No Jazz band would be complete without the trombone. Just like the trumpet, the trombone is a brass instrument with a bell on one end. Notes are changed by using the slide and a mute further changes the character of the instrument.

History of the Trombone

The trombone, also known as a bone, was made famous by the Duke of Burgundy who enjoyed the instrument as part of a dance band in his court. The trombone was first used independently in 1807 by composer Joachim Nicolas Eggert in his Symphony in E Flat, however Beethoven is typically credited with the trombone’s introduction. He used it in the final movement of his Symphony No. 5 in C minor as well as his Pastoral and Choral.

By the 1840s the trombone was fully integrated into the orchestra and was also being used in operas and other compositions. In the 20th century, music education and marching bands became popular in public U.S. schools, bringing the trombone into national popularity. Dixieland Jazz used the trombone as a support instrument while in Swing Jazz the trombone became a popular solo instrument.

Playing a Trombone

Today, the trombone most commonly used are the tenor and bass. The slide is moved to change notes. If breath is continually blown while the slide changes position, it produces a gliding sound. By stopping and starting breaths, trombones can hit individual notes.
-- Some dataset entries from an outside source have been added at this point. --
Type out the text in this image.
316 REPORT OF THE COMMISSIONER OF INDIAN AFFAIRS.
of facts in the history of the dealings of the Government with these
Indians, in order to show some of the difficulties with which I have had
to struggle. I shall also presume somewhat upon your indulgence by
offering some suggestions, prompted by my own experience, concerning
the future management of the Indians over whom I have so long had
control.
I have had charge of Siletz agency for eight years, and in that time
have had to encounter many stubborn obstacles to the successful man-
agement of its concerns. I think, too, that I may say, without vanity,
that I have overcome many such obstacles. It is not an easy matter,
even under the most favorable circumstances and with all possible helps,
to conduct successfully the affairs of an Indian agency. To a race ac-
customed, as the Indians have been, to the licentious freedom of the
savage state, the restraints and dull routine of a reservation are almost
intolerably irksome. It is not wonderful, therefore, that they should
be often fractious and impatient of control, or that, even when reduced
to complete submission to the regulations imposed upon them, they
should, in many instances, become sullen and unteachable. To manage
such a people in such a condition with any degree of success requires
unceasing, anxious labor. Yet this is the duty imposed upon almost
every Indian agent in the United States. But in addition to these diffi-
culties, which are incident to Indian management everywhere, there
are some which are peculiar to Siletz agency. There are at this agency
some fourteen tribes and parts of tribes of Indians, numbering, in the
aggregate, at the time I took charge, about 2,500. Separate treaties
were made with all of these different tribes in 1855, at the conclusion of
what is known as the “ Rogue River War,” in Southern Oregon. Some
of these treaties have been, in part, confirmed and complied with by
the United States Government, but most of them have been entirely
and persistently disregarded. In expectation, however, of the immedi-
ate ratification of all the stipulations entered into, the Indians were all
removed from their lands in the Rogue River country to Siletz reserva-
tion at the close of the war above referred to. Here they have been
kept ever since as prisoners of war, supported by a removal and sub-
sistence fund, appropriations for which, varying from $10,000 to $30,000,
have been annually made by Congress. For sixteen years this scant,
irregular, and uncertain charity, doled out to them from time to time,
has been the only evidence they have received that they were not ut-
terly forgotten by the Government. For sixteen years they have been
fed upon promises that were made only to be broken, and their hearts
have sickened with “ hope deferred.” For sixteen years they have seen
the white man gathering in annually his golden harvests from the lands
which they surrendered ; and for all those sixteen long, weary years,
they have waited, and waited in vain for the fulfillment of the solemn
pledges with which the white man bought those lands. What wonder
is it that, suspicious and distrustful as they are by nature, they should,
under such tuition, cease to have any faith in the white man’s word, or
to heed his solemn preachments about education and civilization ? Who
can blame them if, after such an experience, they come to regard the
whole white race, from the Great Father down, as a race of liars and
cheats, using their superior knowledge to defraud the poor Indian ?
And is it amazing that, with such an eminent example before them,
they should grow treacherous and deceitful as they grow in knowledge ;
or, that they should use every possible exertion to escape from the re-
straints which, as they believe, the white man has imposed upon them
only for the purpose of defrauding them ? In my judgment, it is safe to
Mutes are used to change the timbre and to create a “wah-wah” effect unlike any other instrument. Some trombone players believe the materials used to construct the instruments affect the sound. Most commonly, yellow brass is used to make the body of the instrument while the bell is crafted from either two separate sheets or hammered from a single piece. In some instances, the bell is made from sterling silver.